Columnar databases do have their downsides. They are typically less efficient when it is necessary to update or delete data, for several reasons. First and foremost, updating or deleting a single row of data requires finding several locations on disk where the individual columns are stored. Even single row retrievals can be slower, resulting in a noticeable performance difference. I know of one financial service firm that has spreadsheets with thousands of individual data references in separate cells of the spreadsheets they use. Even though each individual lookup only takes a small fraction of a second longer, the overall performance is much slower because the difference is magnified many times over. The second reason updates or deletes can be slower is the organization of the data. If a single value in the middle of a long list of values is deleted or updated, some portion of the page needs to be reorganized. Depending on the vendor’s approach this reorganization issue can become significant over time as more and more updates or deletes are processed.
Because of these issues with columnar databases, at least two hybrid implementations have emerged. One form of hybrid is a row-oriented database with some columnar capabilities added, such as those noted above. The other form is a columnar database with some row-oriented capabilities added on. Although a hybrid architecture minimizes the downsides of each approach, I suggest that you think about it this way: While a hybrid minimizes the downsides it does not eliminate them.
The bottom line is that your database engine will be primarily column- or row-oriented, and you should consider that in the selection and evaluation process. Over time I suspect the hybrid techniques may approach each other in terms of performance and capabilities, but for the time being I think you will still see some differences depending on the specific use case and workload you are trying to manage.
Columnar databases can also be implemented as MPP (massively parallel processing) systems, as hardware appliances or as in-memory systems. Calpont, Paraccel and Vertica are examples of MPP columnar databases. Kickfire, acquired by Teradata, is probably the best example of an appliance-based columnar system, while the SAP High-Performance Analytic Appliance (HANA) is probably the most ambitious in-memory columnar system.

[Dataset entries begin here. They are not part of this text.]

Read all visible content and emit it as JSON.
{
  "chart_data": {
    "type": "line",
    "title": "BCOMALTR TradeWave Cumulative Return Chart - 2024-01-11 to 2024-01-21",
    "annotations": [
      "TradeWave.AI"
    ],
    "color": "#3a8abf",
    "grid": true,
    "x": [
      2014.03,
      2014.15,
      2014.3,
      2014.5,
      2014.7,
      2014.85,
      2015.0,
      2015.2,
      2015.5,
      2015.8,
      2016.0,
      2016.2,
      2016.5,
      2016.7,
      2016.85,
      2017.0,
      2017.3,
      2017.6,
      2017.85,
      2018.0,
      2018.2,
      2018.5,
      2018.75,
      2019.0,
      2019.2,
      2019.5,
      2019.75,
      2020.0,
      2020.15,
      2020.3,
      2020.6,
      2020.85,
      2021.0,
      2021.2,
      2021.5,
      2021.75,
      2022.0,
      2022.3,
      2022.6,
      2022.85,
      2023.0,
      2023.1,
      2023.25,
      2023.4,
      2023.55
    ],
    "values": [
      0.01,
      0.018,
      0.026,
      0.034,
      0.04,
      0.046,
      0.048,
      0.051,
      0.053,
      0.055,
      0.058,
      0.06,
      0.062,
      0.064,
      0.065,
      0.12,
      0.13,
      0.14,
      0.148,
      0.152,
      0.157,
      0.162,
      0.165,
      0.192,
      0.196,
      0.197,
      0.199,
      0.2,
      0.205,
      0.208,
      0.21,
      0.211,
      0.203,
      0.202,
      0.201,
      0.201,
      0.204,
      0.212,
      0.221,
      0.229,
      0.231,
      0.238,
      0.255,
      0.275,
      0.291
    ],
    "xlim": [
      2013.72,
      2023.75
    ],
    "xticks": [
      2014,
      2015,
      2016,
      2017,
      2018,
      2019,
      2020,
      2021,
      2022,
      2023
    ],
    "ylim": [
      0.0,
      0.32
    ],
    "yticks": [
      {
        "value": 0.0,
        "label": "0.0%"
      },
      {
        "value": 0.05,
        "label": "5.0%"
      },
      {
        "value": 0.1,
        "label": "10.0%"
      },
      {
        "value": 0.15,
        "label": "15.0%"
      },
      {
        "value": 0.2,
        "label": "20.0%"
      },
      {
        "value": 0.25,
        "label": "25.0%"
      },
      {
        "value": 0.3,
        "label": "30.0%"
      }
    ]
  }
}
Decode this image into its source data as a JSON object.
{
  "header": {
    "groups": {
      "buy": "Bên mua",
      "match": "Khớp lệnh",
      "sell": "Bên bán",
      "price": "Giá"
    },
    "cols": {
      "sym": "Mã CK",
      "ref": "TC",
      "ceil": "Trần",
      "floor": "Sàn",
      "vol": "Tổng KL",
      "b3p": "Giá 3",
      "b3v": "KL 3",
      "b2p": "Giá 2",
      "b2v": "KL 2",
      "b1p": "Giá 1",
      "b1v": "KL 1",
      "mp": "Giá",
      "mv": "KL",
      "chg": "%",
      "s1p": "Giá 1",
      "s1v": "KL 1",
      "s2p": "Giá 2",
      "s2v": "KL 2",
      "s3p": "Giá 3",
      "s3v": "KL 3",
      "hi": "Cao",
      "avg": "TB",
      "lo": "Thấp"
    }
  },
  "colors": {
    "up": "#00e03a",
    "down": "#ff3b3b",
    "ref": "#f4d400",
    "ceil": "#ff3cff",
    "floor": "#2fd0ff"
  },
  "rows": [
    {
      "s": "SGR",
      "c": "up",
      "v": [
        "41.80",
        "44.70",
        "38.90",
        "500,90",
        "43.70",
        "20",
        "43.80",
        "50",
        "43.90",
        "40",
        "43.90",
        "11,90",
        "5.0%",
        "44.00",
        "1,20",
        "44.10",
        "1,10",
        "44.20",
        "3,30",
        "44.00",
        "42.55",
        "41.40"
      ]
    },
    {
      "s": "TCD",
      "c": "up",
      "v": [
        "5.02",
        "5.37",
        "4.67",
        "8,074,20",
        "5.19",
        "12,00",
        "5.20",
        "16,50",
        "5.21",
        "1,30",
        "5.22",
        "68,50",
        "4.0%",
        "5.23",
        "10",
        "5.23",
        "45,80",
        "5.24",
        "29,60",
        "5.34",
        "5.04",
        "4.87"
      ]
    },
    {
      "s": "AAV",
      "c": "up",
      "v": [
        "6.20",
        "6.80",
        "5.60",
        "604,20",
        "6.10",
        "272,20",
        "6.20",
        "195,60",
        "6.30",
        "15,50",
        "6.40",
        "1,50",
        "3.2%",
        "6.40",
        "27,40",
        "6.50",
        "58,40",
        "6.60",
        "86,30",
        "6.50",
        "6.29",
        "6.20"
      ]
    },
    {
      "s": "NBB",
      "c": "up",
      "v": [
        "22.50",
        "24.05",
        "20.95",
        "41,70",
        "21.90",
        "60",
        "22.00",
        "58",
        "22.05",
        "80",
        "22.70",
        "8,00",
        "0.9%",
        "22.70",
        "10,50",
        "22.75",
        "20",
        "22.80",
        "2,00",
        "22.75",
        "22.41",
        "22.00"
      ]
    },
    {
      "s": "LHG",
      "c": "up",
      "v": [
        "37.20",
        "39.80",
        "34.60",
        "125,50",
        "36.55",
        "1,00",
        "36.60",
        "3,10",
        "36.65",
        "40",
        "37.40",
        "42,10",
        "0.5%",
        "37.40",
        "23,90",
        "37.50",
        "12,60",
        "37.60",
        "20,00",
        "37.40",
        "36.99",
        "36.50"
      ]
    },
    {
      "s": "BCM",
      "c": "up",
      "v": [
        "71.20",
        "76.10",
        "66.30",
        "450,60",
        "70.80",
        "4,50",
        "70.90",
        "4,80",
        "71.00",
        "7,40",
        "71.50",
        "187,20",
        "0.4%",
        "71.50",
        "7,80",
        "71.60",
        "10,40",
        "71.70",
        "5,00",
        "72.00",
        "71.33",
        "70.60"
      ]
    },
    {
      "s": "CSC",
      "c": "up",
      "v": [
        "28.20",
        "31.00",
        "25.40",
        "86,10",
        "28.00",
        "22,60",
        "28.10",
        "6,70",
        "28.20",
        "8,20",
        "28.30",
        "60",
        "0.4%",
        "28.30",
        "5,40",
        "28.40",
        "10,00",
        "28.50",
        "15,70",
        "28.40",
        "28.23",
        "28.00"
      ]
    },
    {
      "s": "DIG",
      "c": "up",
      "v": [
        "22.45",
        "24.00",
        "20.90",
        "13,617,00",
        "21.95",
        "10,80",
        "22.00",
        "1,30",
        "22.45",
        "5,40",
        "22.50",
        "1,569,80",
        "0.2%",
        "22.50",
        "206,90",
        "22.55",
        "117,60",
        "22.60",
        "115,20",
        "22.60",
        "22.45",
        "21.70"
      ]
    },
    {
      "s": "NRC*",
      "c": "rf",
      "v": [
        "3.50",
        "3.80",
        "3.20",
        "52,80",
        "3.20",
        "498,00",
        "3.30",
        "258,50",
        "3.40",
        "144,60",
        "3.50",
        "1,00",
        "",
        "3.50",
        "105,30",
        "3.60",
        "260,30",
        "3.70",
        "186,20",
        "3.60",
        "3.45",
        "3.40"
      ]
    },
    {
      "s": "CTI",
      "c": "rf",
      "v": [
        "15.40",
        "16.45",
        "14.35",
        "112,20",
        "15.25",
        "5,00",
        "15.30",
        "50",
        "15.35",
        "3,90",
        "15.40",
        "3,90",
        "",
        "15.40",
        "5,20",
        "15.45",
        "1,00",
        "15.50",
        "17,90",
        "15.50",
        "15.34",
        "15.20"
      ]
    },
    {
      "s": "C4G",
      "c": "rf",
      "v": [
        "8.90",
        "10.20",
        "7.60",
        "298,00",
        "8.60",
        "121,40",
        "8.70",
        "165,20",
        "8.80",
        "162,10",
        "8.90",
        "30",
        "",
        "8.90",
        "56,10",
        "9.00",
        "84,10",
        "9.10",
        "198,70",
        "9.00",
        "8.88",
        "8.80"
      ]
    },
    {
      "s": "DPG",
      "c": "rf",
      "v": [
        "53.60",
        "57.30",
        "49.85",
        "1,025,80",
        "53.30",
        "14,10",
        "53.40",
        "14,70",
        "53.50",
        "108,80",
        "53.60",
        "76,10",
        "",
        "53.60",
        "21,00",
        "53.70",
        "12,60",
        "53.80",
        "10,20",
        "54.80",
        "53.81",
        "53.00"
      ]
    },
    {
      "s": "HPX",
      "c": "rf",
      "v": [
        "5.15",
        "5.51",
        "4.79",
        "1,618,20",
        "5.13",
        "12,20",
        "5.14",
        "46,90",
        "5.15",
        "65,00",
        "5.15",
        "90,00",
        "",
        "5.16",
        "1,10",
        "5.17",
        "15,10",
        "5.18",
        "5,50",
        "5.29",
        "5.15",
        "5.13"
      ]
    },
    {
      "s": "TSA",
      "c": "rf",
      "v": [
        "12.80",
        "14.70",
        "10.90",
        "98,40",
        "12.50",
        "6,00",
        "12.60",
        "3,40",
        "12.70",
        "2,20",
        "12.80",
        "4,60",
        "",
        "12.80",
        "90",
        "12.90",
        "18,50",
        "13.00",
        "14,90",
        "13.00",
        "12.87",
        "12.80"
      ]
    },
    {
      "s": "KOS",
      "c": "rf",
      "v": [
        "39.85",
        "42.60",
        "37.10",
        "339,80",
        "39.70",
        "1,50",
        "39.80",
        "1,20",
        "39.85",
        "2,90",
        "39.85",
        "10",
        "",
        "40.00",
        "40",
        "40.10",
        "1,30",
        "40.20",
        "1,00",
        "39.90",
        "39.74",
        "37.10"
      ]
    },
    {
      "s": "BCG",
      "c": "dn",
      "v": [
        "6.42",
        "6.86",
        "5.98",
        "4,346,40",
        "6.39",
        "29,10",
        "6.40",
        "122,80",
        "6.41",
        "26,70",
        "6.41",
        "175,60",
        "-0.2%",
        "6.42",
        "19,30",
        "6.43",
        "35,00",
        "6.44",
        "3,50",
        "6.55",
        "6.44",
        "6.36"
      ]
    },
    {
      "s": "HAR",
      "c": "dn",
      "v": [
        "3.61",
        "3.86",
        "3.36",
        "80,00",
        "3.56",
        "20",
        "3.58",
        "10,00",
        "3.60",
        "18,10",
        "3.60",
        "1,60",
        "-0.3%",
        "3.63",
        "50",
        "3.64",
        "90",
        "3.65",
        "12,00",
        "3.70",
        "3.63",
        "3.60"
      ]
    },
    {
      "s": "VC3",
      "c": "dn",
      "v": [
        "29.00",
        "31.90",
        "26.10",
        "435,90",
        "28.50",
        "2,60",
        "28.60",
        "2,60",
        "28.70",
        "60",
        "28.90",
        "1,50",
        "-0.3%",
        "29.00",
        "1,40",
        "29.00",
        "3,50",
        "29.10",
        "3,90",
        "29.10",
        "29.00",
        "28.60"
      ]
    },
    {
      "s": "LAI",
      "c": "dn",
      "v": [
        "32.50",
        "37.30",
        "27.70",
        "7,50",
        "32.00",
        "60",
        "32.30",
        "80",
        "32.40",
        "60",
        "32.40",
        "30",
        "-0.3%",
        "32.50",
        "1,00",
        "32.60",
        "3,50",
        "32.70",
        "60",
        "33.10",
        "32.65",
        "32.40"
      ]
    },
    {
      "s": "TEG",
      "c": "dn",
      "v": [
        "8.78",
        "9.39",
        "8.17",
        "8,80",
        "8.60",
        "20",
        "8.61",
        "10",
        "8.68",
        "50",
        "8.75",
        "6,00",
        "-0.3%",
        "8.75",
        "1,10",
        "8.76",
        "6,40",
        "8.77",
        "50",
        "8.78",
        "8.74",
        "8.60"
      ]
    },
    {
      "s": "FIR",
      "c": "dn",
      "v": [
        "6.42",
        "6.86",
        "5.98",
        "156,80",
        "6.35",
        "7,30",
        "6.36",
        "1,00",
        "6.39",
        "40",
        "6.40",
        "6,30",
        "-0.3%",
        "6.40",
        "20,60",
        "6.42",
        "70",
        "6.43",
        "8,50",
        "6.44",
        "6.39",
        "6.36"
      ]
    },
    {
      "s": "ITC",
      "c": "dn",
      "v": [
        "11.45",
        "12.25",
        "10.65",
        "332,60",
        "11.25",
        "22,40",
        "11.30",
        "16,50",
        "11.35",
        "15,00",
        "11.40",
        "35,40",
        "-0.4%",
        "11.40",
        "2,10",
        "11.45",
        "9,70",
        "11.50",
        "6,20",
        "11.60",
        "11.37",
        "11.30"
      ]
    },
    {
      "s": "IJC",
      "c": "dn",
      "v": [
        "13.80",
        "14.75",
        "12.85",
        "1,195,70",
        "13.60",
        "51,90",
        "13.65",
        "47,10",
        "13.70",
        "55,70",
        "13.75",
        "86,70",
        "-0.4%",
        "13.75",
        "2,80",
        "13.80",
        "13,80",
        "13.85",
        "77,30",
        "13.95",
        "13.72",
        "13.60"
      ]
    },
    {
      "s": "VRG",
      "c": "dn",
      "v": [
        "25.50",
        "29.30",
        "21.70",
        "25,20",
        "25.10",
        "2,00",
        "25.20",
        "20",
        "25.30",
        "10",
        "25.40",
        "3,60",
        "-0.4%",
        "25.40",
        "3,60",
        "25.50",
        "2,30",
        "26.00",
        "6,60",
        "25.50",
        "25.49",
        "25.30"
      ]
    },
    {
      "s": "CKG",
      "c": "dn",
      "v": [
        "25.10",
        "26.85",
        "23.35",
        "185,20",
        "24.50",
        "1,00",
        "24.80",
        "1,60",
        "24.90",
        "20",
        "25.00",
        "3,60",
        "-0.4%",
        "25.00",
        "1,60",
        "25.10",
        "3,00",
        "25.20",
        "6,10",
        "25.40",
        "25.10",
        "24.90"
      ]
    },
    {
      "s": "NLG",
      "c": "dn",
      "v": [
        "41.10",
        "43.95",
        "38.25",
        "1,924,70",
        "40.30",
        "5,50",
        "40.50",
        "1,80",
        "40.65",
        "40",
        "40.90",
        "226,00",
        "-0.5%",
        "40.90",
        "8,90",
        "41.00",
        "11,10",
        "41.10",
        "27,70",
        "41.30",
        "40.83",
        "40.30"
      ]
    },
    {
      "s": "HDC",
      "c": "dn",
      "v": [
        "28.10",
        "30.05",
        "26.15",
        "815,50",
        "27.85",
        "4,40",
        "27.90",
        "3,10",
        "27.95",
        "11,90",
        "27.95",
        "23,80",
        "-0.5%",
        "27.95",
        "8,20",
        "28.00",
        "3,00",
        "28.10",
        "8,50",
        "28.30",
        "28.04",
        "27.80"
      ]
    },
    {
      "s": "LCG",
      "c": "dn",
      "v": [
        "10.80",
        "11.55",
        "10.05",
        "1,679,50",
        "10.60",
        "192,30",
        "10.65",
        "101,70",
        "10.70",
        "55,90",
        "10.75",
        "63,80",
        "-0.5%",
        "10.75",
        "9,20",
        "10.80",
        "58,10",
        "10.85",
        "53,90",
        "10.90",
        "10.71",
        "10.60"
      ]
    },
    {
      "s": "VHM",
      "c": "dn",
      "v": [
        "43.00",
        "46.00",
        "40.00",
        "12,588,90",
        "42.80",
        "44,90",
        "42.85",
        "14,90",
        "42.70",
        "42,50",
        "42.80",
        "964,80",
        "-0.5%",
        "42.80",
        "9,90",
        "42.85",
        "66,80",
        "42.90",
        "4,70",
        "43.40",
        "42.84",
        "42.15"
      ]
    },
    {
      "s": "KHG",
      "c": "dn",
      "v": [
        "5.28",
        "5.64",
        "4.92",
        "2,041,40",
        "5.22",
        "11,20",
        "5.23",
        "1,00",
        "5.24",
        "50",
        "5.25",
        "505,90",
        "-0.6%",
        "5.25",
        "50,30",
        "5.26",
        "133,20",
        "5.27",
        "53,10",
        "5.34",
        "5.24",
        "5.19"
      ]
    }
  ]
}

I hope you can use this information as you investigate database vendors and evaluate their product offerings. Consider whether you need columnar storage alone or if you need columnar execution as well. Consider whether the cost of learning and managing a separate system is worth the benefits. Consider your current and future use cases and how they match a row-versus-column orientation. Regardless of what you think you understand about the different approaches make sure to conduct a proof of concept with your data and your workload. As you might imagine from this article, the differences between these approaches can be subtle and a proof of concept is likely to be the only way to evaluate which approach works best for you.